There are several limitations of our study. First, our analysis is based on self-reported health measures which bear the risk of bias due to systematic differences in reporting styles of people of different age groups, educational and cultural backgrounds (Jürges 2007). While it is likely that health indicators which are based on a subjective evaluation (e.g. SRH) are influenced by such reporting differences (Lazarevič 2018), this bias might be of less relevance for indicators such as diagnosed diseases. Still, even results on diagnosed diseases might be biased due to differences in the healthcare utilisation of women and men (for diabetes, see Cowie et al. 2006 or a differential chance of survival; for heart attacks, see Sun et al. 2018). Furthermore, our study was limited to the countries included in SHARE, so that regional differences should be interpreted with caution. Further analyses incorporating other or even more countries are desirable. It must also be mentioned that the confidence intervals of the gender gaps were often relatively large due to small sample sizes or a low prevalence of certain health conditions in some age groups.
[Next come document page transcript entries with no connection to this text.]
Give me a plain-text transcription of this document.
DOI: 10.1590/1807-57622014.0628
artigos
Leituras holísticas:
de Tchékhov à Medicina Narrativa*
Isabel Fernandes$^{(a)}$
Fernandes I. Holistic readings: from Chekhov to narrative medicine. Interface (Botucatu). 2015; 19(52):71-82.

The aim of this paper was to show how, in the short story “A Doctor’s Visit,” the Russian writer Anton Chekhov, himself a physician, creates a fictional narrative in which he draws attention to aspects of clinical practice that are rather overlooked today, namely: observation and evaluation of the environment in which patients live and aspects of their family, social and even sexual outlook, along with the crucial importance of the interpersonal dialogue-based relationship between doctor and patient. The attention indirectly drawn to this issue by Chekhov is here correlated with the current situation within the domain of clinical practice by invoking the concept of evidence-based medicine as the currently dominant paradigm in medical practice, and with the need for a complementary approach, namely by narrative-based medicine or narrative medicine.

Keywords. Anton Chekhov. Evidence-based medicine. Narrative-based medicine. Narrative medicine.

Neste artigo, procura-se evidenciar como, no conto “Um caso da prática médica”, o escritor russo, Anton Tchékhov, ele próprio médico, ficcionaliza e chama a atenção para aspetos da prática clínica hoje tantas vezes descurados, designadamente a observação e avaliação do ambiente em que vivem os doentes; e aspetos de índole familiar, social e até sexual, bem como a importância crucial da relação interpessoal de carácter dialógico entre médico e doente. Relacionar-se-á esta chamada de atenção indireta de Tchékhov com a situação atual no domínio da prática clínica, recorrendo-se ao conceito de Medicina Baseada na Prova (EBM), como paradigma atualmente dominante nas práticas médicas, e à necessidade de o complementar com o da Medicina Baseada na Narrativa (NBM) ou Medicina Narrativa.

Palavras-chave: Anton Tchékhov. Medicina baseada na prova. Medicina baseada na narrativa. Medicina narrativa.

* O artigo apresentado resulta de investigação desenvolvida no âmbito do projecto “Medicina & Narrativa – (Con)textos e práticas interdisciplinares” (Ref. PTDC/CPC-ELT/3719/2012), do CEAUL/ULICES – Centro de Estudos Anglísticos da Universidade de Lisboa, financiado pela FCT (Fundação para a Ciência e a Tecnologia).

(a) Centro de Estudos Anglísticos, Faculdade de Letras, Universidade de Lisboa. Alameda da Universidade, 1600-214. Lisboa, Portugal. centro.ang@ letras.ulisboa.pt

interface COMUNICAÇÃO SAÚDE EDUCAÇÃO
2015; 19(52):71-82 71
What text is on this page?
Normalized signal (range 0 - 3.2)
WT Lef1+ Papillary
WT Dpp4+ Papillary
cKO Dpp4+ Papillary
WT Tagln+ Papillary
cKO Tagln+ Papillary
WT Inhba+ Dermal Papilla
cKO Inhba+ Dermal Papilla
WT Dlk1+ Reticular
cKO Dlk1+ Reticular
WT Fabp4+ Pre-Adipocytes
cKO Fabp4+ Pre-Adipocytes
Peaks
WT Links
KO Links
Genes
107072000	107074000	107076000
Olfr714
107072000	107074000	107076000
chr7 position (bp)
In addition, the study sample consists of people living in private households. As the likelihood of older adults being institutionalised varies across countries with different long-term care options, it must be kept in mind that older adults with poor health remain in their households in some countries, whereas their counterparts in other countries live in institutions. An analysis of the gender health gap in institutionalised individuals, while not possible with the data used here, would be highly desirable.

Finally, yet importantly, differences at the level of the overall population can, as this study has shown with regard to age and country, mask considerable inequalities within the aggregate. A disadvantage of one group in the whole population with respect to a certain health indicator does not necessarily imply that all subgroups of women and men face this health disadvantage (Schofield 2012). Hence, more studies investigating the gender health gap in different population groups (e.g. between different socio-economic groups) are needed to evolve our understanding of the relationship between gender and health.

These shortcomings, however, do not challenge our main conclusion that the relationship between gender and health defies easy summary as even some of the ‘taken-for-granted assumptions’ were not completely supported in our analysis of the gender health gap in Europe’s ageing populations.